Travmalarda duyguların ifade edilmesi travmaları çözer mi?

Prof. Dr. Nevzat Tarhan:

Duygunun ifadesinin terapötik etkisi ile ilgili çalışmalarda duygu ifade etmenin travma çözücü etkisi olduğu tespit edilmiş. Ancak duyguyu regüle etmek, travmayı daha iyi tedavi ediyor. Kişi sadece duygusunu ifade ettiği zaman geçici bir rahatlama oluyor. Fakat daha sonraki tepkilerinde duyguyu dengeleyemezse daha sorunlu ikincil travmalara ortaya çıkıyor. Bu yüzden şu an daha çok emosyon regülasyon çalışmaları, duyguyu birebir yönetme çalışmaları, sadece duygu ifadesinden daha rasyonel görülür. Kişiye duygu regülasyonun öğretilmesi kişinin çevresi ile olan ilişkisini daha iyi yönetmesini sağlıyor.

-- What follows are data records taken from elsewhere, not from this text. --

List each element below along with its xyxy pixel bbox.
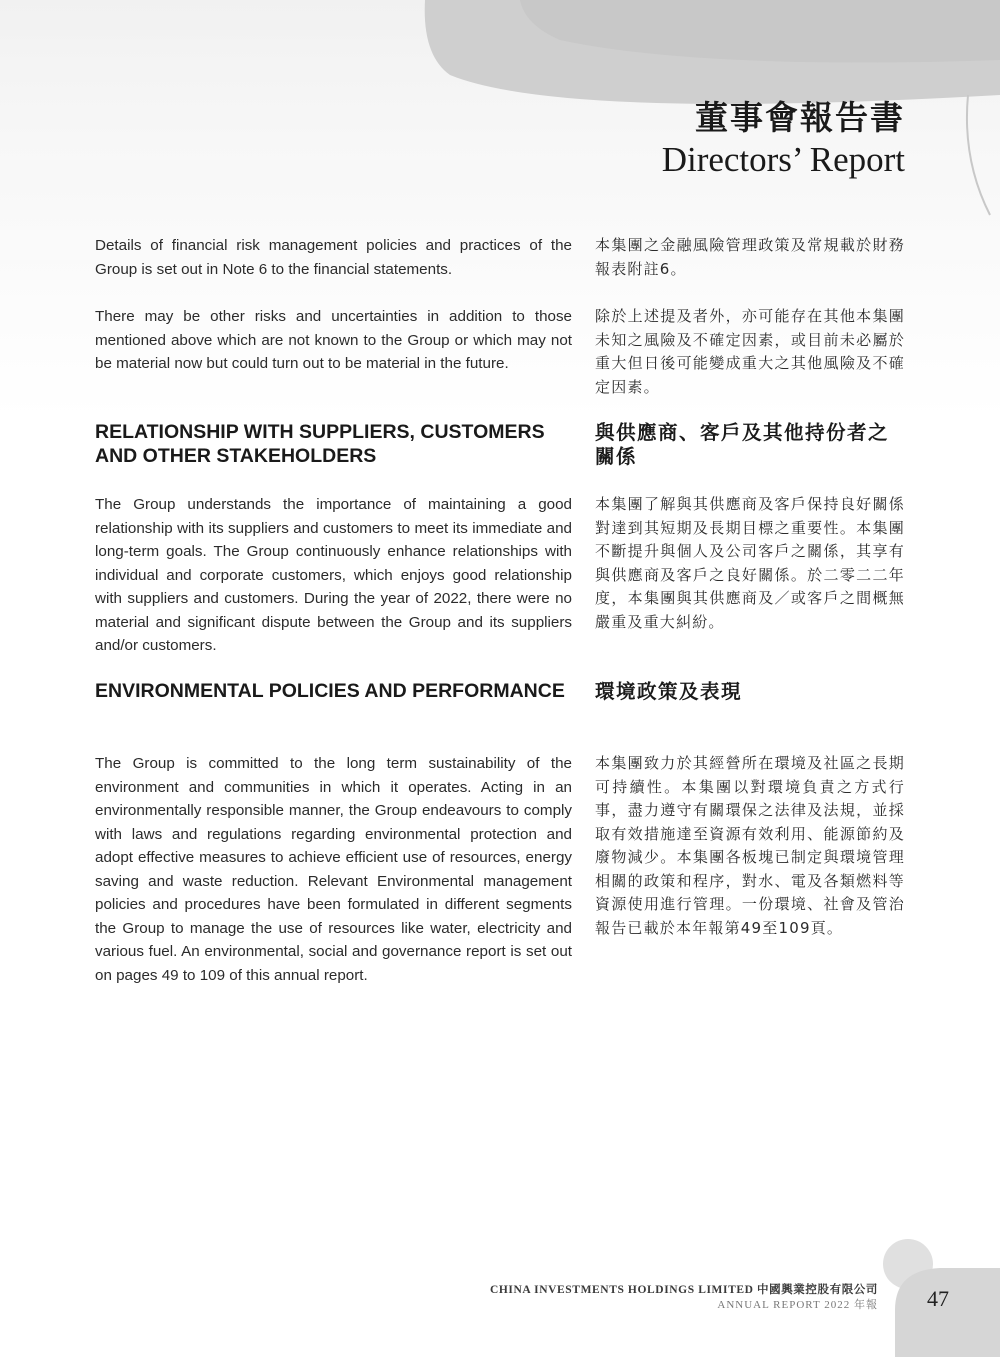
environmental-body-zh: 本集團致力於其經營所在環境及社區之長期可持續性。本集團以對環境負責之方式行事，盡力遵守有關環保之法律及法規，並採取有效措施達至資源有效利用、能源節約及廢物減少。本集團各板塊已制定與環境管理相關的政策和程序，對水、電及各類燃料等資源使用進行管理。一份環境、社會及管治報告已載於本年報第49至109頁。 <box>595 754 905 937</box>
page-footer <box>490 1283 878 1312</box>
footer-corner-shape <box>895 1268 1000 1357</box>
environmental-heading-zh: 環境政策及表現 <box>595 680 743 703</box>
relationship-body-en: The Group understands the importance of maintaining a good relationship with its suppliers and customers to meet its immediate and long-term goals. The Group continuously enhance relationships with individual and corporate customers, which enjoys good relationship with suppliers and customers. During the year of 2022, there were no material and significant dispute between the Group and its suppliers and/or customers. <box>95 496 572 654</box>
relationship-body-zh: 本集團了解與其供應商及客戶保持良好關係對達到其短期及長期目標之重要性。本集團不斷提升與個人及公司客戶之關係，其享有與供應商及客戶之良好關係。於二零二二年度，本集團與其供應商及／或客戶之間概無嚴重及重大糾紛。 <box>595 495 905 631</box>
footer-report-label: ANNUAL REPORT 2022 年報 <box>717 1299 878 1311</box>
footer-company-name: CHINA INVESTMENTS HOLDINGS LIMITED 中國興業控股有限公司 <box>489 1284 878 1296</box>
relationship-heading-zh: 與供應商、客戶及其他持份者之關係 <box>595 421 890 468</box>
environmental-body-en: The Group is committed to the long term sustainability of the environment and communities in which it operates. Acting in an environmentally responsible manner, the Group endeavours to comply with laws and regulations regarding environmental protection and adopt effective measures to achieve efficient use of resources, energy saving and waste reduction. Relevant Environmental management policies and procedures have been formulated in different segments the Group to manage the use of resources like water, electricity and various fuel. An environmental, social and governance report is set out on pages 49 to 109 of this annual report. <box>95 755 572 984</box>
right-curve-line <box>967 95 990 215</box>
page-title-zh: 董事會報告書 <box>695 98 905 137</box>
page-header <box>662 98 905 180</box>
environmental-heading-en: ENVIRONMENTAL POLICIES AND PERFORMANCE <box>95 680 565 702</box>
relationship-heading-en: RELATIONSHIP WITH SUPPLIERS, CUSTOMERS AND OTHER STAKEHOLDERS <box>95 421 545 467</box>
page-title-en: Directors’ Report <box>661 140 905 179</box>
risk-paragraph-1-en: Details of financial risk management policies and practices of the Group is set out in Note 6 to the financial statements. <box>95 237 572 278</box>
risk-paragraph-2-zh: 除於上述提及者外，亦可能存在其他本集團未知之風險及不確定因素，或目前未必屬於重大但日後可能變成重大之其他風險及不確定因素。 <box>595 307 905 396</box>
risk-paragraph-1-zh: 本集團之金融風險管理政策及常規載於財務報表附註6。 <box>595 236 905 278</box>
page-number: 47 <box>927 1286 949 1311</box>
risk-paragraph-2-en: There may be other risks and uncertainties in addition to those mentioned above which are not known to the Group or which may not be material now but could turn out to be material in the future. <box>95 308 572 372</box>
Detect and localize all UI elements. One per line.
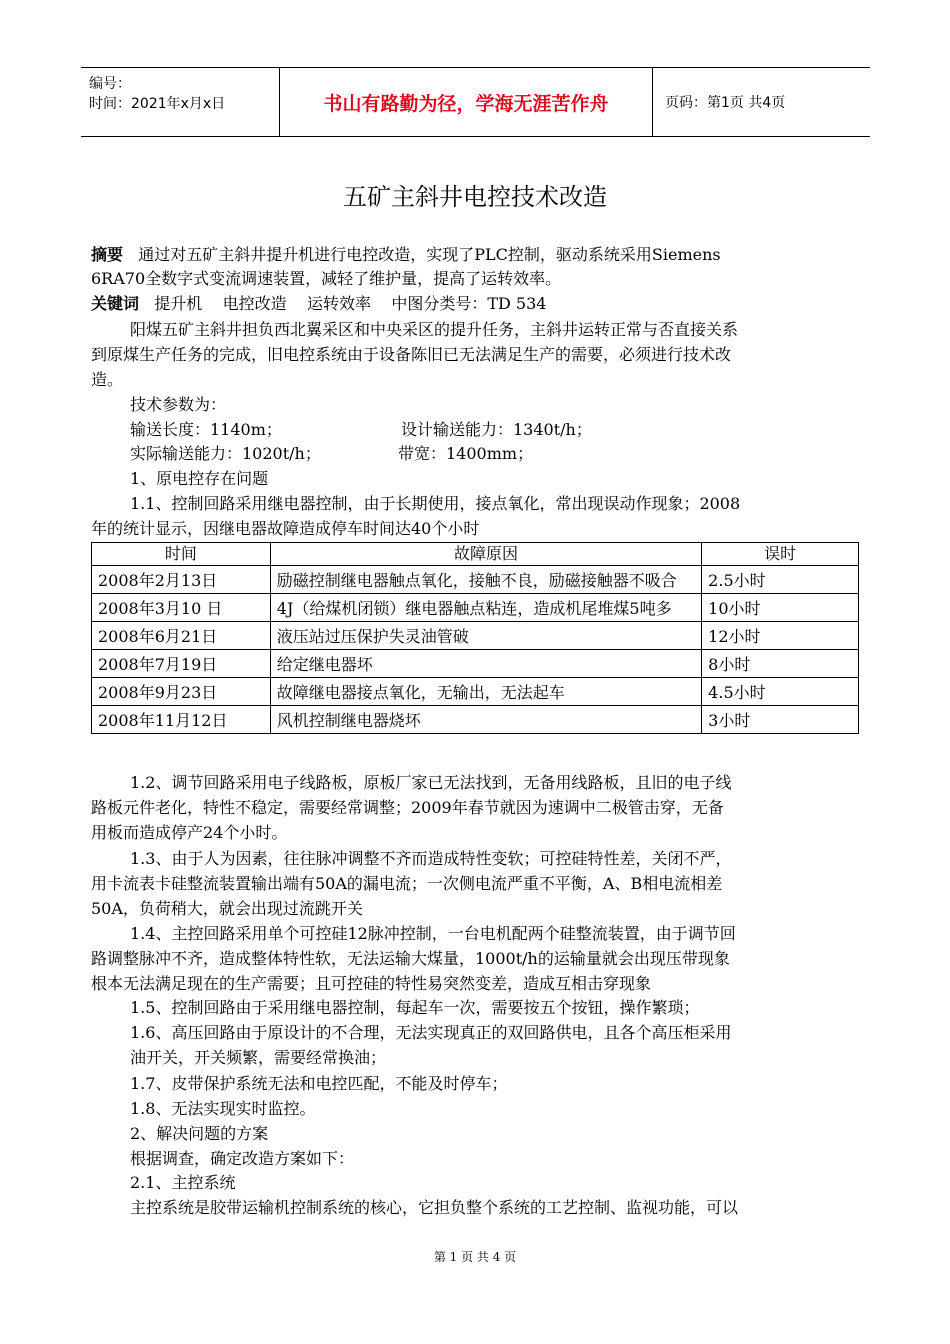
- p15-line: 1.5、控制回路由于采用继电器控制，每起车一次，需要按五个按钮，操作繁琐；: [130, 998, 700, 1017]
- p12-line-3: 用板而造成停产24个小时。: [91, 823, 288, 842]
- cell-delay: 3小时: [702, 706, 859, 734]
- p12-line-1: 1.2、调节回路采用电子线路板，原板厂家已无法找到，无备用线路板，且旧的电子线: [130, 773, 732, 792]
- p14-line-2: 路调整脉冲不齐，造成整体特性软，无法运输大煤量，1000t/h的运输量就会出现压带现象: [91, 949, 730, 968]
- param-length: 输送长度：1140m；: [130, 420, 282, 439]
- table-row: [92, 678, 859, 706]
- table-row: [92, 706, 859, 734]
- intro-line-1: 阳煤五矿主斜井担负西北翼采区和中央采区的提升任务，主斜井运转正常与否直接关系: [130, 320, 739, 339]
- col-header-time: 时间: [92, 543, 271, 566]
- table-row: [92, 594, 859, 622]
- keywords-line: [91, 296, 546, 312]
- table-row: [92, 650, 859, 678]
- header-meta-cell: [81, 68, 280, 136]
- table-row: [92, 566, 859, 594]
- cell-cause: 励磁控制继电器触点氧化，接触不良，励磁接触器不吸合: [270, 566, 701, 594]
- p21-line: 主控系统是胶带运输机控制系统的核心，它担负整个系统的工艺控制、监视功能，可以: [130, 1198, 739, 1217]
- p16-line-2: 油开关，开关频繁，需要经常换油；: [130, 1048, 387, 1067]
- col-header-cause: 故障原因: [270, 543, 701, 566]
- cell-cause: 给定继电器坏: [270, 650, 701, 678]
- p11-line-1: 1.1、控制回路采用继电器控制，由于长期使用，接点氧化，常出现误动作现象；2008: [130, 494, 741, 513]
- intro-line-3: 造。: [91, 370, 124, 389]
- cell-delay: 10小时: [702, 594, 859, 622]
- number-label: 编号：: [89, 76, 131, 92]
- abstract-text-1: 通过对五矿主斜井提升机进行电控改造，实现了PLC控制，驱动系统采用Siemens: [138, 245, 721, 264]
- p13-line-1: 1.3、由于人为因素，往往脉冲调整不齐而造成特性变软；可控硅特性差，关闭不严，: [130, 849, 732, 868]
- cell-cause: 故障继电器接点氧化，无输出，无法起车: [270, 678, 701, 706]
- header-page-info: 页码：第1页 共4页: [665, 95, 786, 111]
- cell-cause: 风机控制继电器烧坏: [270, 706, 701, 734]
- cell-date: 2008年9月23日: [92, 678, 271, 706]
- section-2-intro: 根据调查，确定改造方案如下：: [130, 1149, 355, 1168]
- cell-date: 2008年2月13日: [92, 566, 271, 594]
- abstract-line-2: 6RA70全数字式变流调速装置，减轻了维护量，提高了运转效率。: [91, 269, 562, 288]
- cell-delay: 12小时: [702, 622, 859, 650]
- p17-line: 1.7、皮带保护系统无法和电控匹配，不能及时停车；: [130, 1074, 508, 1093]
- section-2-heading: 2、解决问题的方案: [130, 1124, 269, 1143]
- cell-date: 2008年6月21日: [92, 622, 271, 650]
- document-header: [81, 67, 870, 137]
- cell-cause: 4J（给煤机闭锁）继电器触点粘连，造成机尾堆煤5吨多: [270, 594, 701, 622]
- cell-delay: 4.5小时: [702, 678, 859, 706]
- page-title: 五矿主斜井电控技术改造: [343, 183, 607, 211]
- section-2-1-heading: 2.1、主控系统: [130, 1173, 236, 1192]
- header-motto: 书山有路勤为径，学海无涯苦作舟: [280, 68, 653, 136]
- p12-line-2: 路板元件老化，特性不稳定，需要经常调整；2009年春节就因为速调中二极管击穿，无备: [91, 798, 724, 817]
- page-footer: 第 1 页 共 4 页: [433, 1250, 517, 1264]
- abstract-label: 摘要: [91, 245, 124, 264]
- param-design-capacity: 设计输送能力：1340t/h；: [401, 420, 592, 439]
- p18-line: 1.8、无法实现实时监控。: [130, 1099, 316, 1118]
- cell-delay: 2.5小时: [702, 566, 859, 594]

 Emosyonel regülasyon yapınca anterior singulat korteks çalışıyor. Yüksek lisans öğrencilerimizle 2014 yılında yayınlanan bir sufi meditasyon çalışması yapmıştık. Sufi meditasyonda da, Budist meditasyonda da singulat korteks regüle oluyor ve çalışıyor. Singulat kortekse beynin vites kutusu ya da ruminasyon kutusu da deniyor. Kişi duygularını regüle edemezse sürekli tekrarlar yaşıyor. Çözümlemeden o duyguyla yüzleştirirseniz kişi suçluluk yaşayabiliyor. Sadece duyguyu ortaya çıkartır ve onunla yüzleştirirseniz bu yarayı açık bırakmak olur. Bu kişi için tehlikeli bir durum. Duyguyu açığı çıkartmak iyi niyetle yapılabilir ama sonuçları kötü olabilir. Kişi annesine, babasına ya da geçmişte problem yaşadığı her kimse ona düşman olabilir. Bana neden bunu yaptığınız diyerek kavga edebiliyor. Bunlar da yeni travmalara yol açıyor. Travma tedavisinde o geçmiş travmayı bugüne getirip çözüp tekrar eski rafına kaldırmak gerekiyor. Duygunun, bilişin ve davranışın regülasyonu yapılmalı. Bu regülasyon sürecinde de yine kişinin IQ düzeyine göre hareket ediliyor. Eğer düşük bir IQ düzeyi varsa bilişsel olarak çalışılmaz. Direkt olarak davranışla çalışılmalı. Bunlara dikkat edilmeli.